James describes the behavior of a godly faith in writing, “My brethren, count it all joy when ye fall into divers temptations; Knowing this, that the trying of your faith worketh patience. But let patience have her perfect work, that ye may be perfect and entire, wanting nothing” (James 1:2-4). James notes that Christians receive patience when they maintain a godly faith in the face of temptation. Sometimes these temptations can be something as simple as being quick to anger or being prideful. James wishes for his brethren to have joy as Christians, and he proceeds to explain how such joy may be experienced if they simply learn patience! Without patience, a Christian can quickly become miserable in their personal work.
Patience must be added to a godly faith, and one must work to have patience. Patience doesn’t magically come to those who are saved. Peter writes that Christians must add to their faith patience if they are to never fall and be fruitful in the work of the Lord (2 Peter 1:5-10). Let us consider these two texts for the study of how patience becomes essential to faith.
James wrote of those occasions when a Christian would fall into “divers temptations” (1:2). A careful study of the context will lead to the conclusion that James referred to those trials that are external to the Christian life. Opportunities for growth and the proving of one’s faith can be chances for a Christian to learn about himself/herself and either find joy in the endurance of faithfulness or learn of their weaknesses and make changes. The Christian comes to understand that the way he/she views and handles the experience can produce something that is good. The words, “trying of your faith,” indicates a testing of one’s faith (1:3). Faith that is genuine will be demonstrated by how one handles the struggles of life.
The next part of verse three tells the reader that the trying of faith “worketh patience.” “Worketh” signifies to work out, to accomplish, to produce. The word “patience” in the text here means the ability to bear, to preserve, to endure. The verse is translated in the ASV as “…knowing that the testing of your faith produces endurance” (James 1:3). In verse four, “patience” is now repeated in the next sentence with the instruction to let patience have its perfect work. “Perfect” in this verse does not mean sinlessness but rather completeness. The message is that it – this patience, this endurance – has work to do. The work implied here may be further explained in 2 Peter 1:5-10.
Peter describes the Christians responsibility to grow in their faith (2 Peter 3:18). At the beginning of his epistle to the Christians, the apostle establishes how one is to grow in the faith and to what end (1:5-10). Peter explains what needs to be added to a person’s faith.
In verses 5-7, patience is to be added after knowledge and temperance. Christians must understand that they cannot learn everything all at once and some parts of the Christian walk will test and strengthen them, which is “temperance,” but only if a believer has “knowledge” can a Christian endure the temptations properly. Christians need to be patient with themselves and realize they will not learn everything all at once, and likewise, they must be patient with others who are not to their level of maturity in the faith.
The result is learning how to endure, which is “patience.” Christians can’t have it all, and they need to understand how to endure the hard times with the knowledge that God has given to them. The end and purpose of patience is “ye shall neither be barren nor unfruitful in the knowledge of our Lord Jesus Christ” and “to make your calling and election sure” (2 Peter 1:8,10).
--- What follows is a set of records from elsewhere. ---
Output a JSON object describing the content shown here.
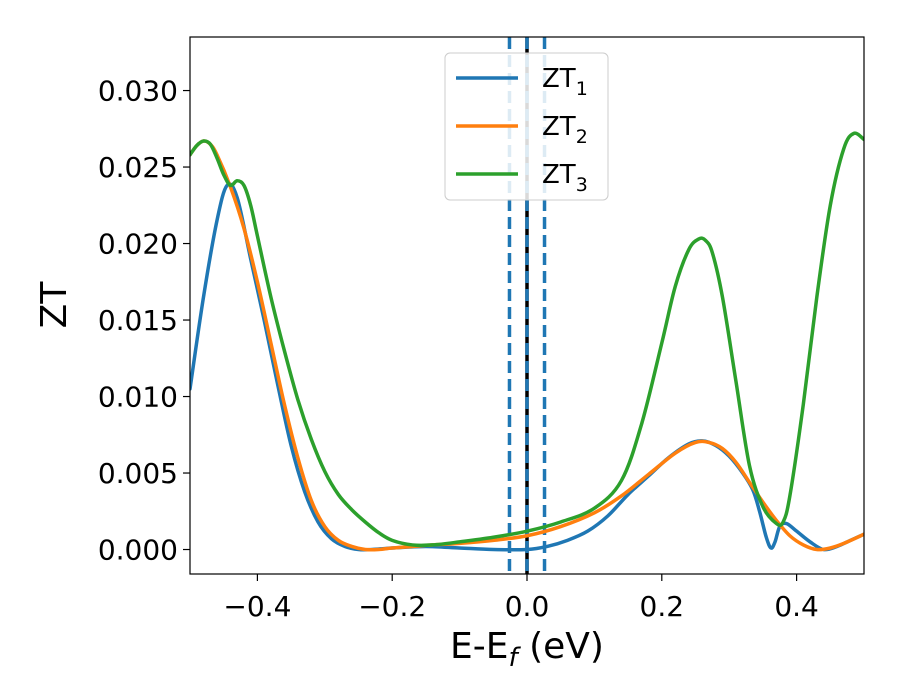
{
  "chart_data": {
    "type": "line",
    "xlabel": {
      "main": "E-E",
      "sub": "f",
      "tail": " (eV)"
    },
    "ylabel": "ZT",
    "xlim": [
      -0.5,
      0.5
    ],
    "ylim": [
      -0.0016,
      0.0335
    ],
    "xticks": [
      -0.4,
      -0.2,
      0.0,
      0.2,
      0.4
    ],
    "xtick_labels": [
      "−0.4",
      "−0.2",
      "0.0",
      "0.2",
      "0.4"
    ],
    "yticks": [
      0.0,
      0.005,
      0.01,
      0.015,
      0.02,
      0.025,
      0.03
    ],
    "ytick_labels": [
      "0.000",
      "0.005",
      "0.010",
      "0.015",
      "0.020",
      "0.025",
      "0.030"
    ],
    "grid": false,
    "legend": {
      "position": "top-center"
    },
    "series": [
      {
        "name": "ZT",
        "sub": "1",
        "color": "#1f77b4",
        "x": [
          -0.5,
          -0.48,
          -0.46,
          -0.445,
          -0.43,
          -0.41,
          -0.39,
          -0.37,
          -0.35,
          -0.33,
          -0.31,
          -0.29,
          -0.27,
          -0.25,
          -0.23,
          -0.2,
          -0.15,
          -0.1,
          -0.05,
          0.0,
          0.03,
          0.06,
          0.09,
          0.12,
          0.15,
          0.18,
          0.21,
          0.24,
          0.26,
          0.28,
          0.3,
          0.32,
          0.335,
          0.345,
          0.355,
          0.362,
          0.368,
          0.375,
          0.385,
          0.4,
          0.42,
          0.44,
          0.46,
          0.48,
          0.5
        ],
        "y": [
          0.0105,
          0.0165,
          0.0215,
          0.0238,
          0.023,
          0.019,
          0.015,
          0.0108,
          0.0068,
          0.0038,
          0.0018,
          0.0007,
          0.0002,
          0.0,
          0.0,
          0.0001,
          0.0002,
          0.0001,
          0.0,
          0.0,
          0.0002,
          0.0006,
          0.0012,
          0.0022,
          0.0036,
          0.0048,
          0.006,
          0.0069,
          0.0071,
          0.0068,
          0.0061,
          0.005,
          0.0039,
          0.0025,
          0.0008,
          0.0001,
          0.0005,
          0.0015,
          0.0017,
          0.0012,
          0.0005,
          0.0,
          0.0002,
          0.0006,
          0.001
        ]
      },
      {
        "name": "ZT",
        "sub": "2",
        "color": "#ff7f0e",
        "x": [
          -0.5,
          -0.49,
          -0.48,
          -0.47,
          -0.46,
          -0.44,
          -0.42,
          -0.4,
          -0.38,
          -0.36,
          -0.34,
          -0.32,
          -0.3,
          -0.28,
          -0.26,
          -0.24,
          -0.22,
          -0.2,
          -0.17,
          -0.14,
          -0.1,
          -0.05,
          0.0,
          0.05,
          0.1,
          0.14,
          0.18,
          0.22,
          0.25,
          0.27,
          0.29,
          0.31,
          0.33,
          0.35,
          0.37,
          0.39,
          0.41,
          0.43,
          0.45,
          0.47,
          0.5
        ],
        "y": [
          0.0258,
          0.0264,
          0.0267,
          0.0265,
          0.0258,
          0.0237,
          0.021,
          0.0175,
          0.0135,
          0.0095,
          0.006,
          0.0032,
          0.0015,
          0.0006,
          0.0002,
          0.0,
          0.0,
          0.0001,
          0.0002,
          0.0003,
          0.0004,
          0.0006,
          0.0009,
          0.0015,
          0.0024,
          0.0035,
          0.0049,
          0.0063,
          0.007,
          0.007,
          0.0066,
          0.0057,
          0.0044,
          0.0031,
          0.0019,
          0.0009,
          0.0003,
          0.0,
          0.0001,
          0.0004,
          0.001
        ]
      },
      {
        "name": "ZT",
        "sub": "3",
        "color": "#2ca02c",
        "x": [
          -0.5,
          -0.49,
          -0.48,
          -0.47,
          -0.46,
          -0.45,
          -0.44,
          -0.43,
          -0.42,
          -0.41,
          -0.4,
          -0.38,
          -0.36,
          -0.34,
          -0.32,
          -0.3,
          -0.28,
          -0.26,
          -0.24,
          -0.22,
          -0.2,
          -0.17,
          -0.14,
          -0.1,
          -0.05,
          0.0,
          0.05,
          0.1,
          0.14,
          0.17,
          0.2,
          0.22,
          0.24,
          0.255,
          0.265,
          0.275,
          0.29,
          0.31,
          0.33,
          0.35,
          0.37,
          0.38,
          0.39,
          0.41,
          0.43,
          0.45,
          0.47,
          0.485,
          0.5
        ],
        "y": [
          0.0258,
          0.0264,
          0.0267,
          0.0265,
          0.0256,
          0.0245,
          0.0238,
          0.0241,
          0.0238,
          0.0225,
          0.0205,
          0.0165,
          0.013,
          0.0098,
          0.0072,
          0.0051,
          0.0036,
          0.0026,
          0.0018,
          0.0011,
          0.0006,
          0.0003,
          0.0003,
          0.0005,
          0.0008,
          0.0012,
          0.0018,
          0.0027,
          0.0045,
          0.0082,
          0.0135,
          0.0172,
          0.0196,
          0.0203,
          0.0202,
          0.0194,
          0.0165,
          0.011,
          0.0055,
          0.0028,
          0.0017,
          0.0018,
          0.0035,
          0.0095,
          0.0165,
          0.0225,
          0.0262,
          0.0272,
          0.0268
        ]
      }
    ],
    "vlines": [
      {
        "x": 0.0,
        "color": "#000000",
        "style": "solid"
      },
      {
        "x": -0.026,
        "color": "#1f77b4",
        "style": "dashed"
      },
      {
        "x": 0.0,
        "color": "#1f77b4",
        "style": "dashed"
      },
      {
        "x": 0.026,
        "color": "#1f77b4",
        "style": "dashed"
      }
    ]
  }
}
A Christian’s patience in the faith reflects their standing with God.
Ultimately, patience in faith is gained by assuming you have much to learn (Rom. 12:3). Understanding that you are still a work in progress, as well are others (2 Peter 3:18). Not giving up on the church because of a bad experience with a member or because the classes and sermons are difficult to understand or don’t move you (Heb. 10:24,25). Remaining devoted to God in spite of personal tragedies (Rev. 2:10). Staying steady with the commands of God and not giving in to the temptations of the world (1 John 2:15-17).